C’è una Benjamin reinassance, o questo Privatdenker non era mai scomparso dai nostri scaffali, dal nostro orizzonte mentale? Fatto sta che solo nell’ultimo anno, in Italia ci sono state tre notevoli pubblicazioni critiche sul meno sistematico dei pensatori tedeschi: il Dossier Benjamin del grande teorico americano Frederic Jameson, edito da Treccani Libri; la riedizione, a cura di Ombre Corte, del Segnalatore d’incendio di Michael Löwy, incentrato sulle Tesi sul concetto di Storia; e il terzo volume del Manifesto Incerto di Frédéric Pajak, Ezra Pound chiuso in gabbia, la morte di Walter Benjamin, memorabile ripercussione della storia del pensiero europeo del secolo scorso che intreccia testo e disegno, la cui pubblicazione in Italia è in corso d’opera presso L’orma.
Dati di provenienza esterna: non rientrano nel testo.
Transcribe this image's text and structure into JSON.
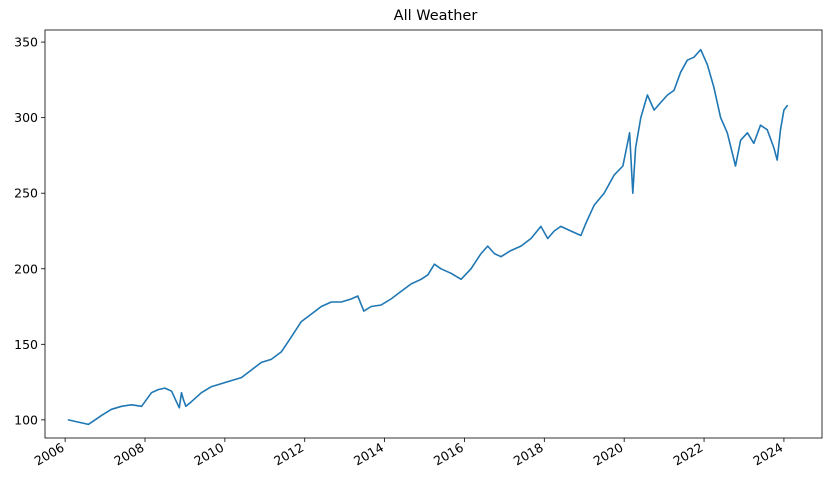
{
  "chart_data": {
    "type": "line",
    "title": "All Weather",
    "xlabel": "",
    "ylabel": "",
    "x_tick_labels": [
      "2006",
      "2008",
      "2010",
      "2012",
      "2014",
      "2016",
      "2018",
      "2020",
      "2022",
      "2024"
    ],
    "y_tick_labels": [
      "100",
      "150",
      "200",
      "250",
      "300",
      "350"
    ],
    "xlim": [
      "2005-07-01",
      "2024-12-15"
    ],
    "ylim": [
      88,
      358
    ],
    "grid": false,
    "legend": "none",
    "series": [
      {
        "color": "#1f77b4",
        "x": [
          "2006-02-01",
          "2006-04-01",
          "2006-06-01",
          "2006-08-01",
          "2006-10-01",
          "2006-12-01",
          "2007-03-01",
          "2007-06-01",
          "2007-09-01",
          "2007-12-01",
          "2008-03-01",
          "2008-05-01",
          "2008-07-01",
          "2008-09-01",
          "2008-10-15",
          "2008-11-10",
          "2008-12-01",
          "2008-12-20",
          "2009-01-10",
          "2009-03-01",
          "2009-06-01",
          "2009-09-01",
          "2009-12-01",
          "2010-03-01",
          "2010-06-01",
          "2010-09-01",
          "2010-12-01",
          "2011-03-01",
          "2011-06-01",
          "2011-09-01",
          "2011-12-01",
          "2012-03-01",
          "2012-06-01",
          "2012-09-01",
          "2012-12-01",
          "2013-03-01",
          "2013-05-01",
          "2013-06-25",
          "2013-09-01",
          "2013-12-01",
          "2014-03-01",
          "2014-06-01",
          "2014-09-01",
          "2014-12-01",
          "2015-02-01",
          "2015-04-01",
          "2015-06-01",
          "2015-09-01",
          "2015-12-01",
          "2016-03-01",
          "2016-06-01",
          "2016-08-01",
          "2016-10-01",
          "2016-12-01",
          "2017-03-01",
          "2017-06-01",
          "2017-09-01",
          "2017-12-01",
          "2018-02-01",
          "2018-04-01",
          "2018-06-01",
          "2018-09-01",
          "2018-12-01",
          "2019-01-15",
          "2019-04-01",
          "2019-07-01",
          "2019-10-01",
          "2019-12-20",
          "2020-02-20",
          "2020-03-20",
          "2020-04-15",
          "2020-06-01",
          "2020-08-01",
          "2020-10-01",
          "2020-12-01",
          "2021-02-01",
          "2021-04-01",
          "2021-06-01",
          "2021-08-01",
          "2021-10-01",
          "2021-12-01",
          "2022-02-01",
          "2022-04-01",
          "2022-06-01",
          "2022-08-01",
          "2022-10-15",
          "2022-12-01",
          "2023-02-01",
          "2023-04-01",
          "2023-06-01",
          "2023-08-01",
          "2023-10-01",
          "2023-11-01",
          "2023-12-01",
          "2024-01-01",
          "2024-02-01"
        ],
        "values": [
          100,
          99,
          98,
          97,
          100,
          103,
          107,
          109,
          110,
          109,
          118,
          120,
          121,
          119,
          112,
          108,
          118,
          113,
          109,
          112,
          118,
          122,
          124,
          126,
          128,
          133,
          138,
          140,
          145,
          155,
          165,
          170,
          175,
          178,
          178,
          180,
          182,
          172,
          175,
          176,
          180,
          185,
          190,
          193,
          196,
          203,
          200,
          197,
          193,
          200,
          210,
          215,
          210,
          208,
          212,
          215,
          220,
          228,
          220,
          225,
          228,
          225,
          222,
          230,
          242,
          250,
          262,
          268,
          290,
          250,
          280,
          300,
          315,
          305,
          310,
          315,
          318,
          330,
          338,
          340,
          345,
          335,
          320,
          300,
          290,
          268,
          285,
          290,
          283,
          295,
          292,
          280,
          272,
          292,
          305,
          308
        ]
      }
    ]
  }
}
Perché Benjamin si presta così drasticamente alla (meta-)letteratura critica? Evidentemente perché la sua filosofia – ma è giusto chiamarla così? – tuttora appare come un discorso spezzato, con cui si fa forte la tentazione di riprendere il dialogo. In vita, Benjamin in fondo non ha mai scritto un libro propriamente detto, un vero volume a sé stante – ancor più paradossale quindi il profluvio di pubblicazioni, accademiche o divulgative, sul suo conto. Tutti e tre questi libri su Benjamin colpiscono per la loro notevole originalità di lettura – e ciascuno dei tre elegge un prisma diverso, un sentiero autonomo lungo cui incamminarsi per affrontare le curiose architetture del pensiero benjaminiano. Come scrive il curatore Massimo Palma nella presentazione del Dossier Benjamin, “in pochi, prima di Jameson, hanno davvero visto in Benjamin un teorico rigoroso, acuto, inquieto, di quell’interrogativo aperto che oggi chiamiamo democrazia”.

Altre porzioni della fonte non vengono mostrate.